Bust engraving of Louis Philippe II, Duke of Orleans, represented in a ceremonial costume reserved for deputies of the Order of the Nobility: a black cloth cloak over a formal suit, gold cloth trim over the cloak, a lace tie and a Henri IV-style white feather hat. The portrait is set in an oval frame topped with garlands of oak leaves.
The following title appears in French under the frame: “Louis Phil. Joseph, Duke of Orleans. Member of Parliament for Crépy en Valois. Born April 13, 1747. General collection of Portraits of the Members the National Assembly held in Versailles on May 4, 1789. In Paris at Le Vachez under the Colonnades of the Royal Palace nº 258”.
Louis-Philippe-Joseph (1747-1793), Duke of Chartres, then of Orléans (1785-90), descended from the royal Bourbon family, yet became a supporter of popular democracy during the 1789 Revolution. He was the great-great-grandson of Philippe I, duc d'Orléans (1640-1701), younger brother of Louis XIV, and the great-grandson of Philippe II, duc d'Orléans (1674-1703), who as regent for Louis XV endeavored to secure his own secession over that of Philip V of Spain. Louis-Philippe-Joseph's own son Louis-Philippe reigned as King following the July Revolution of 1830. Louis-Philippe-Joseph was Louis XVI's cousin, but lived away from the royal court at Versailles due to his hostility toward the King's wife, Marie-Antoinette. Louis-Philippe-Joseph supported the underprivileged Third Estate and was considered a hero by the revolutionaries; after the fall of the monarchy in August 1792, he renounced his noble title and accepted the name Philippe Égalité. He was elected to the National Convention, and voted for the execution of Louis XVI. Nonetheless, Égalité himself was sent to the guillotine in 1793, accused of conspiring with his son, the future King, and Austrian accomplices.

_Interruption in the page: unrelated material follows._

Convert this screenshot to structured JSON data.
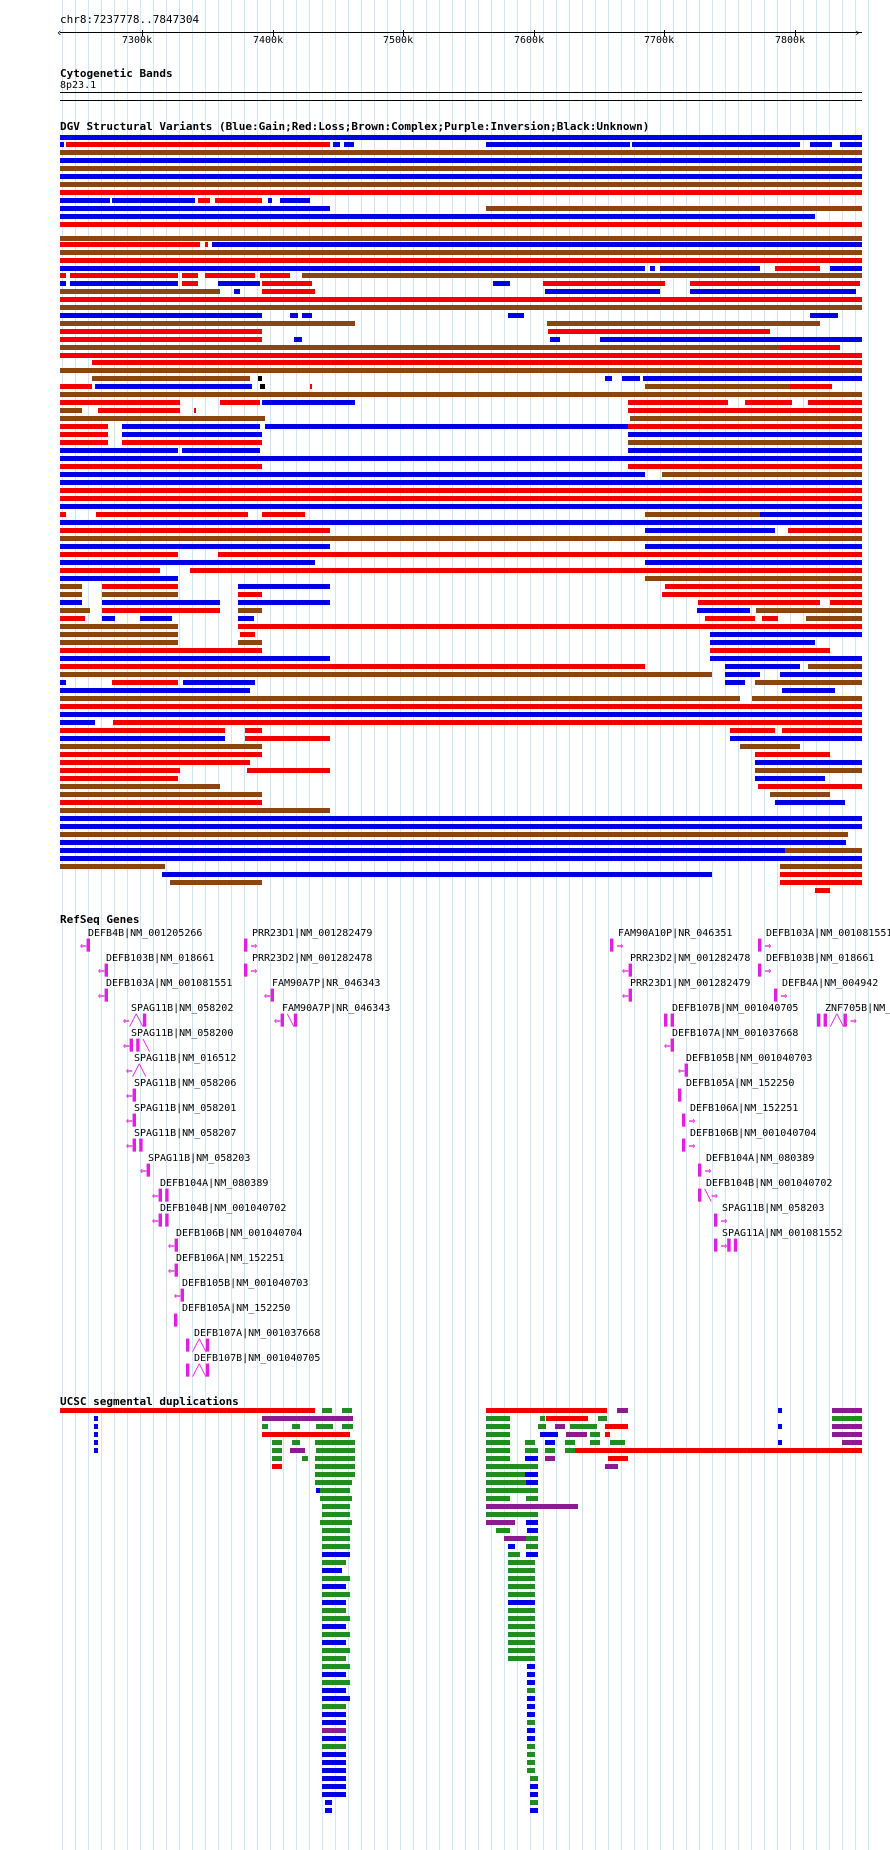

Nicolas-François Le Vachez (1740-180.?), French engraver and intaglio printer. Born in Saint-Jean-les-Deux-Jumeaux, he resided in Paris from 1757. He became a print publisher from around 1778 and was still active in 1802. Associated from around 1789 with his son Charles-François-Gabriel Le Vachez (1760-1841), engraver and print publisher until under the French Restoration. They signed as Le Vachez, or Levachez fils, but it is impossible to differentiate their works. A Charles Levacher died in Paris on January 31, 1841 (Civil status: returned Parisian); it may be him. Not to be confused, in any case, with the bookseller Levacher, active in Paris from 1792 to 1810.
Sources: British Museum; BNF; Archives de France.
Artist: Nicolas-François Le Vachez / Charles-François-Gabriel Le Vachez.
Condition: Very good condition.
Dimensions: 28.5 x 22 cm / 11 ¼ x 8 ½ in. (sheet). 25 x 19 cm. / 10 x 7 ½ in. (visible).
Frame: 38 x 33 cm. / 15 x 13 in. Gilt wood (classic style), glass and acid-free mat.